O suposto espião, segundo informações amealhadas em investigações no Brasil e no exterior, seria um integrante do GRU, unidade de inteligência militar da Defesa russa, e estaria no país de forma ilegal.

Tcherkasov era alvo de duas investigações no Brasil. Na primeira delas, ele já foi condenado a 15 anos de prisão pela Justiça Federal em São Paulo por uso de documento falso. Entretanto, o russo também é alvo de um inquérito na PF em que são apurados os crimes de espionagem, lavagem de dinheiro e corrupção.

Nessa apuração, ele teve os sigilos telemático e bancários quebrados, e bens e valores em seu nome foram sequestrados. Além disso, a PF fez um pedido de cooperação jurídica internacional para avançar na apuração. É essa investigação que precisa ser encerrada para que a extradição seja efetivada. Enquanto isso não ocorre, segundo a decisão de Fachin, o russo deverá permanecer preso preventivamente.
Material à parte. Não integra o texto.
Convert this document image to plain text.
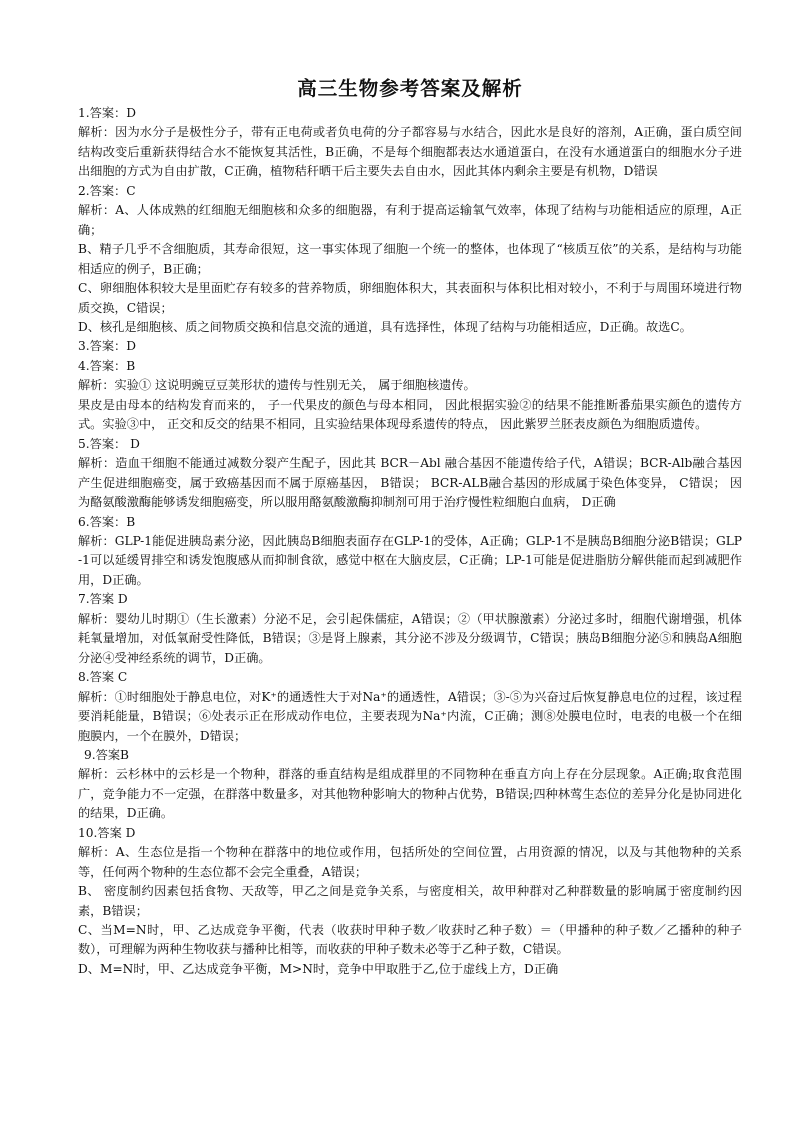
高三生物参考答案及解析

1.答案：D

解析：因为水分子是极性分子，带有正电荷或者负电荷的分子都容易与水结合，因此水是良好的溶剂，A正确，蛋白质空间结构改变后重新获得结合水不能恢复其活性，B正确，不是每个细胞都表达水通道蛋白，在没有水通道蛋白的细胞水分子进出细胞的方式为自由扩散，C正确，植物秸秆晒干后主要失去自由水，因此其体内剩余主要是有机物，D错误

2.答案：C

解析：A、人体成熟的红细胞无细胞核和众多的细胞器，有利于提高运输氧气效率，体现了结构与功能相适应的原理，A正确；

B、精子几乎不含细胞质，其寿命很短，这一事实体现了细胞一个统一的整体，也体现了“核质互依”的关系，是结构与功能相适应的例子，B正确；

C、卵细胞体积较大是里面贮存有较多的营养物质，卵细胞体积大，其表面积与体积比相对较小，不利于与周围环境进行物质交换，C错误；

D、核孔是细胞核、质之间物质交换和信息交流的通道，具有选择性，体现了结构与功能相适应，D正确。故选C。

3.答案：D

4.答案：B

解析：实验① 这说明豌豆豆荚形状的遗传与性别无关， 属于细胞核遗传。

果皮是由母本的结构发育而来的， 子一代果皮的颜色与母本相同， 因此根据实验②的结果不能推断番茄果实颜色的遗传方式。实验③中， 正交和反交的结果不相同，且实验结果体现母系遗传的特点， 因此紫罗兰胚表皮颜色为细胞质遗传。

5.答案： D

解析：造血干细胞不能通过减数分裂产生配子，因此其 BCR－Abl 融合基因不能遗传给子代，A错误；BCR-Alb融合基因产生促进细胞癌变，属于致癌基因而不属于原癌基因， B错误； BCR-ALB融合基因的形成属于染色体变异， C错误； 因为酪氨酸激酶能够诱发细胞癌变，所以服用酪氨酸激酶抑制剂可用于治疗慢性粒细胞白血病， D正确

6.答案：B

解析：GLP-1能促进胰岛素分泌，因此胰岛B细胞表面存在GLP-1的受体，A正确；GLP-1不是胰岛B细胞分泌B错误；GLP-1可以延缓胃排空和诱发饱腹感从而抑制食欲，感觉中枢在大脑皮层，C正确；LP-1可能是促进脂肪分解供能而起到减肥作用，D正确。

7.答案 D

解析：婴幼儿时期①（生长激素）分泌不足，会引起侏儒症，A错误；②（甲状腺激素）分泌过多时，细胞代谢增强，机体耗氧量增加，对低氧耐受性降低，B错误；③是肾上腺素，其分泌不涉及分级调节，C错误；胰岛B细胞分泌⑤和胰岛A细胞分泌④受神经系统的调节，D正确。

8.答案 C

解析：①时细胞处于静息电位，对K⁺的通透性大于对Na⁺的通透性，A错误；③-⑤为兴奋过后恢复静息电位的过程，该过程要消耗能量，B错误；⑥处表示正在形成动作电位，主要表现为Na⁺内流，C正确；测⑧处膜电位时，电表的电极一个在细胞膜内，一个在膜外，D错误；

9.答案B

解析：云杉林中的云杉是一个物种，群落的垂直结构是组成群里的不同物种在垂直方向上存在分层现象。A正确;取食范围广，竞争能力不一定强，在群落中数量多，对其他物种影响大的物种占优势，B错误;四种林莺生态位的差异分化是协同进化的结果，D正确。

10.答案 D

解析：A、生态位是指一个物种在群落中的地位或作用，包括所处的空间位置，占用资源的情况，以及与其他物种的关系等，任何两个物种的生态位都不会完全重叠，A错误；

B、 密度制约因素包括食物、天敌等，甲乙之间是竞争关系，与密度相关，故甲种群对乙种群数量的影响属于密度制约因素，B错误；

C、当M=N时，甲、乙达成竞争平衡，代表（收获时甲种子数／收获时乙种子数）＝（甲播种的种子数／乙播种的种子数），可理解为两种生物收获与播种比相等，而收获的甲种子数未必等于乙种子数，C错误。

D、M=N时，甲、乙达成竞争平衡，M>N时，竞争中甲取胜于乙,位于虚线上方，D正确
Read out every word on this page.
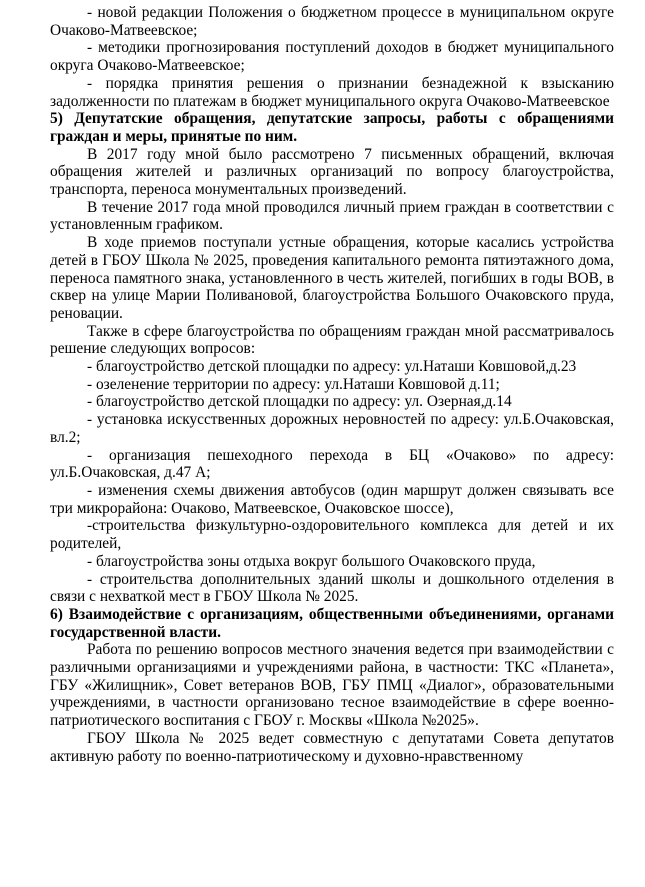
- новой редакции Положения о бюджетном процессе в муниципальном округе Очаково-Матвеевское;

- методики прогнозирования поступлений доходов в бюджет муниципального округа Очаково-Матвеевское;

- порядка принятия решения о признании безнадежной к взысканию задолженности по платежам в бюджет муниципального округа Очаково-Матвеевское

5) Депутатские обращения, депутатские запросы, работы с обращениями граждан и меры, принятые по ним.

В 2017 году мной было рассмотрено 7 письменных обращений, включая обращения жителей и различных организаций по вопросу благоустройства, транспорта, переноса монументальных произведений.

В течение 2017 года мной проводился личный прием граждан в соответствии с установленным графиком.

В ходе приемов поступали устные обращения, которые касались устройства детей в ГБОУ Школа № 2025, проведения капитального ремонта пятиэтажного дома, переноса памятного знака, установленного в честь жителей, погибших в годы ВОВ, в сквер на улице Марии Поливановой, благоустройства Большого Очаковского пруда, реновации.

Также в сфере благоустройства по обращениям граждан мной рассматривалось решение следующих вопросов:

- благоустройство детской площадки по адресу: ул.Наташи Ковшовой,д.23

- озеленение территории по адресу: ул.Наташи Ковшовой д.11;

- благоустройство детской площадки по адресу: ул. Озерная,д.14

- установка искусственных дорожных неровностей по адресу: ул.Б.Очаковская, вл.2;

- организация пешеходного перехода в БЦ «Очаково» по адресу: ул.Б.Очаковская, д.47 А;

- изменения схемы движения автобусов (один маршрут должен связывать все три микрорайона: Очаково, Матвеевское, Очаковское шоссе),

-строительства физкультурно-оздоровительного комплекса для детей и их родителей,

- благоустройства зоны отдыха вокруг большого Очаковского пруда,

- строительства дополнительных зданий школы и дошкольного отделения в связи с нехваткой мест в ГБОУ Школа № 2025.

6) Взаимодействие с организациям, общественными объединениями, органами государственной власти.

Работа по решению вопросов местного значения ведется при взаимодействии с различными организациями и учреждениями района, в частности: ТКС «Планета», ГБУ «Жилищник», Совет ветеранов ВОВ, ГБУ ПМЦ «Диалог», образовательными учреждениями, в частности организовано тесное взаимодействие в сфере военно-патриотического воспитания с ГБОУ г. Москвы «Школа №2025».

ГБОУ Школа № 2025 ведет совместную с депутатами Совета депутатов активную работу по военно-патриотическому и духовно-нравственному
"Contudo, durante a referida apuração, foram apreendidas diversas mídias, que ainda se encontram sob análise, indicando que as circunstâncias de tais falsidades estão relacionadas com atos de espionagem praticados no Brasil, nos EUA e na Irlanda, pelo menos, além da possibilidade da prática de corrupção em face de agente cartorário no Brasil e lavagem de capitais, com a compra de imóvel", diz trecho da decisão de Fachin sobre a apuração em andamento.

A apuração pretende detalhar como teria ocorrido a atuação do suspeito no Brasil. Nesse caso, a PF quer descobrir se ele espionou algum cidadão, autoridade ou instituição brasileira ou se o país era apenas sua base para atuar em favor do governo russo em outras localidades. Para isso, a PF tem analisado o material apreendido com ele e em locais que serviriam para recebimento e entrega de informações.
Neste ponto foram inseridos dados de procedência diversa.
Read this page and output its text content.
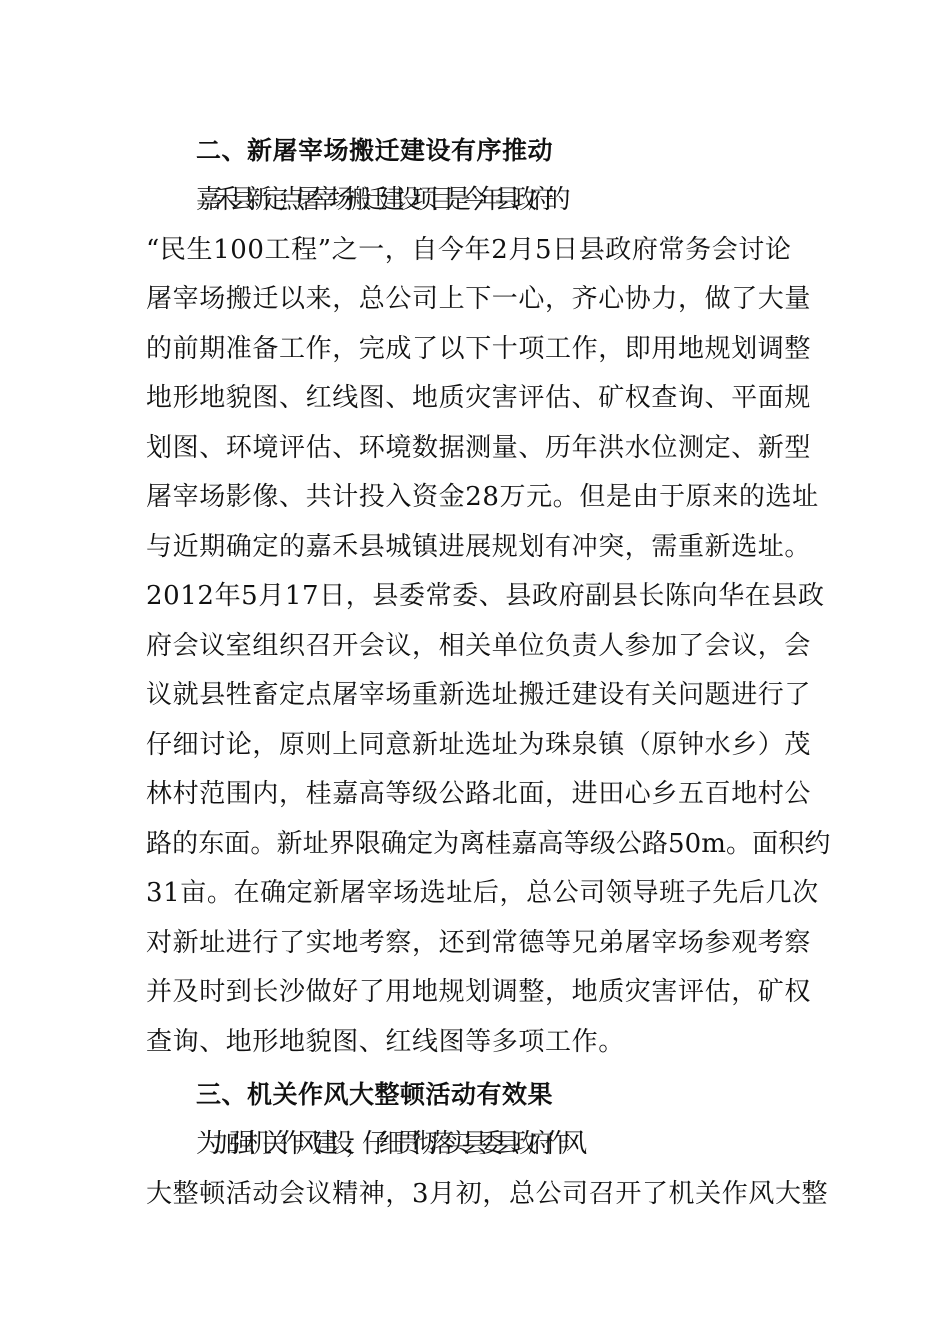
二、新屠宰场搬迁建设有序推动
嘉禾县新定点屠宰场搬迁建设项目是今年县政府的
“民生100工程”之一，自今年2月5日县政府常务会讨论
屠宰场搬迁以来，总公司上下一心，齐心协力，做了大量
的前期准备工作，完成了以下十项工作，即用地规划调整
地形地貌图、红线图、地质灾害评估、矿权查询、平面规
划图、环境评估、环境数据测量、历年洪水位测定、新型
屠宰场影像、共计投入资金28万元。但是由于原来的选址
与近期确定的嘉禾县城镇进展规划有冲突，需重新选址。
2012年5月17日，县委常委、县政府副县长陈向华在县政
府会议室组织召开会议，相关单位负责人参加了会议，会
议就县牲畜定点屠宰场重新选址搬迁建设有关问题进行了
仔细讨论，原则上同意新址选址为珠泉镇（原钟水乡）茂
林村范围内，桂嘉高等级公路北面，进田心乡五百地村公
路的东面。新址界限确定为离桂嘉高等级公路50m。面积约
31亩。在确定新屠宰场选址后，总公司领导班子先后几次
对新址进行了实地考察，还到常德等兄弟屠宰场参观考察
并及时到长沙做好了用地规划调整，地质灾害评估，矿权
查询、地形地貌图、红线图等多项工作。
三、机关作风大整顿活动有效果
为加强机关作风建设，仔细贯彻落实县委县政府作风
大整顿活动会议精神，3月初，总公司召开了机关作风大整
Outras frentes de investigação se dão em torno da forma como o suposto espião se mantinha no país e da origem do dinheiro utilizado por ele. Nessa seara, o objetivo é descobrir se os russos se valeram de transações financeiras disfarçadas para bancá-lo.

A PF tem tratado o caso com sigilo, uma vez que informações coletadas apontam para o envolvimento de Tcherkasov em missões sensíveis para os russos.

As suspeitas dos policiais aumentaram ainda mais após o pedido de extradição feito pela embaixada da Rússia e foram reforçadas depois de o próprio suspeito declarar em audiência na Justiça, em novembro, o interesse de retornar ao seu país de origem.